I’m not sure why you think F-Droid is moving away from supporting FOSS software, though. The post made it pretty clear this is about allowing greater freedom for those developers who want to sell or monetise their work. Nowhere does it state or suggest that F-Droid will only feature paid or proprietary apps going forward. As I said in another comment, if there are filters within the F-Droid app store then there is no reason to be concerned by this news. This isn’t an all-or-nothing situation where F-Droid has to sacrifice all of the things that make it great to become a direct competitor to the Play Store.
I think this train of thought fundamentally misunderstands how usability works and how positioning works. But hey, I don’t own this, I don’t have a stake on this and I already have F-Droid installed. At a glance it seems like a bad move that makes a thing I use less useful and more like a bunch of things I don’t use. We’ll see where it goes.
I think this train of thought fundamentally misunderstands how usability works and how positioning works.
How so? You seem to be making a lot of assumptions about the intentions of the project without citing anything from the post itself.
I’m a bit of a fence sitter on the actual issue, I love F-Droid as is and fear change, but I’ll say as someone who thinks they’ll release on Google Play in the general future, the thing that pisses me off most about Google Play is they have a “repetitive content policy” which disincentivizes you from releasing a full paid app and a demo app. The main issue is, I don’t want my app to categorize as “in-app purchases” if the only purchase is the “unlock full version”, because that doesn’t distinguish my app from any unethical whale-hunting casino-for-children microtransaction apps, and I don’t want my app to claim to be free if it’s just a demo.
At least, from a pro-user, communicate everything clearly, perspective, I feel that Google is compelling devs to dark-pattern-by-default on this subject.
LMK if I’m wrong about any of that.
If it is a pay what you want model I am all for it. This would be similar to how elementary OS st
The problem with a fixed price is you have to always calibrate it according to the economy of the user’s geolocation. What is cheap for a person from a developed world may be unaffordable for a third world county.
I would be totally down with a pay what you want model with most proceeds going to devs.
Basically a prompt to donate to the devs with 5-10% going to the package manager.
Some apps I’ve used are totally worth $1-$5
Maybe it should be a pay what you want but it doesn’t charge you for a week. So you can use the app and then decide whether to up the price if it’s useful or cancel the payment if it doesn’t work for you.

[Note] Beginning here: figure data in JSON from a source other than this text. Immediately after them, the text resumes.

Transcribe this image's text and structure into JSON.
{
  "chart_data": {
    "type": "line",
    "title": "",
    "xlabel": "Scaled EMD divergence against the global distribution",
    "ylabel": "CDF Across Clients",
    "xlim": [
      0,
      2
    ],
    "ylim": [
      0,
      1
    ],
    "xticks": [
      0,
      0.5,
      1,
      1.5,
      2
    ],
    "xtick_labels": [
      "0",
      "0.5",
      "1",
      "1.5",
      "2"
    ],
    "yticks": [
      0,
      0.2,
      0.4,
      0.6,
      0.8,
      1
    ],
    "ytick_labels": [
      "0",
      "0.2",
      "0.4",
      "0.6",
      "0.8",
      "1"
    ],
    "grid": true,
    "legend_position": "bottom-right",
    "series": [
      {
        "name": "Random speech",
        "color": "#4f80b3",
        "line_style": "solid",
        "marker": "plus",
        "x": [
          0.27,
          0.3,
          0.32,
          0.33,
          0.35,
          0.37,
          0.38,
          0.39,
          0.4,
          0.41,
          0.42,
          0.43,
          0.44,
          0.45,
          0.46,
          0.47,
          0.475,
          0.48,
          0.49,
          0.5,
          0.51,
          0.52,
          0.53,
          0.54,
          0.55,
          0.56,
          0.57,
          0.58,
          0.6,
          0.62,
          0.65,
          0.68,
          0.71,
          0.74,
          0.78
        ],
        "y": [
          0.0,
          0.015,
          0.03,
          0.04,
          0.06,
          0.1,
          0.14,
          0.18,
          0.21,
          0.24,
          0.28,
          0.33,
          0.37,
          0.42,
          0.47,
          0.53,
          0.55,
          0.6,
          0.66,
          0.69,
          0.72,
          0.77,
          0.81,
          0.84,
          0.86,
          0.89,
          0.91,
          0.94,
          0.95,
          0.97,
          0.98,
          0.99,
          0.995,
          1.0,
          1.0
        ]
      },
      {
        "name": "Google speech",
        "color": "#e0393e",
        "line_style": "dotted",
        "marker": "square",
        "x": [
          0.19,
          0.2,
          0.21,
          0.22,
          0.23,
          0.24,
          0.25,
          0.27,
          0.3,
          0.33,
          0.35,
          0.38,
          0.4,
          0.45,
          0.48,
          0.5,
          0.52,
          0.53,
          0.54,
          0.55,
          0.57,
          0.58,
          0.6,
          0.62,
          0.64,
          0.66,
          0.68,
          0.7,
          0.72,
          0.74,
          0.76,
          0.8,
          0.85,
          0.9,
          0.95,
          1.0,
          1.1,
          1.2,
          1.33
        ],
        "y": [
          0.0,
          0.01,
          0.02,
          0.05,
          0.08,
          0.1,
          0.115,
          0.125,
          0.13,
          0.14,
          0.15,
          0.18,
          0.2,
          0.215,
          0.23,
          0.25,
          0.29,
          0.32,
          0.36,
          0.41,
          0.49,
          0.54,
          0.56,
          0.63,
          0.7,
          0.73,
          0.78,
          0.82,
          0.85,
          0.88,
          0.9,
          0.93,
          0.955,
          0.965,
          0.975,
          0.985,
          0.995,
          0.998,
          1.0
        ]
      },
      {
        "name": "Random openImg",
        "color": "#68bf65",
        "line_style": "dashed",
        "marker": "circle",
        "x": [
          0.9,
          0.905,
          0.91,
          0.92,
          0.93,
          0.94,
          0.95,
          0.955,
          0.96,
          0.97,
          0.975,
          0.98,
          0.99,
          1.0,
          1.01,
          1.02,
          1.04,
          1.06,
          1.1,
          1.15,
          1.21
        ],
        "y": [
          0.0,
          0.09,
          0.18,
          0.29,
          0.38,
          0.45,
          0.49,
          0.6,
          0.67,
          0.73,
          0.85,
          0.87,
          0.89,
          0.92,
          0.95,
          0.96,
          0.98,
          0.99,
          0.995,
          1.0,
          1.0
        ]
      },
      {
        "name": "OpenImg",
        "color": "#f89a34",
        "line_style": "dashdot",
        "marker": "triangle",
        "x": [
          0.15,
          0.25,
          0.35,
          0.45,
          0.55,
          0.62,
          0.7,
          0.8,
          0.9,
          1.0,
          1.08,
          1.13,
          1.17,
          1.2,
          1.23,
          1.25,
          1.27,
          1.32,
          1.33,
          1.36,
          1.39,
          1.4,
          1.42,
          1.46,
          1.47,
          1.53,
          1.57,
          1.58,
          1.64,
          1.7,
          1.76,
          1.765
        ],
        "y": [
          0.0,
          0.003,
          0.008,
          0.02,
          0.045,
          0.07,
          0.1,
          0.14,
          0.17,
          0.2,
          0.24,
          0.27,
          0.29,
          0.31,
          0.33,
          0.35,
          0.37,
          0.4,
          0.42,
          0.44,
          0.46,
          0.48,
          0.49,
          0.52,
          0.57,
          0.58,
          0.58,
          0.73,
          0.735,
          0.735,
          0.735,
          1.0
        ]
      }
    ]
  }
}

I like the delayed charge since you can’t return a donation.
Something like a default of 14 days adjustable to 0-30 or reoccurring (default annual).
This is all turning into a nice idea into an alt android package manager you can sub to repos.
Ads, no, are not ok. F-droid can fuck right off if an ad appears, I’ll just get apks from github
This is a good right to mention Obtanium, which is an app that basically streamlines that
Those same apks would also include ads. What makes you think if the developer has ads on fdroid, he won’t on github?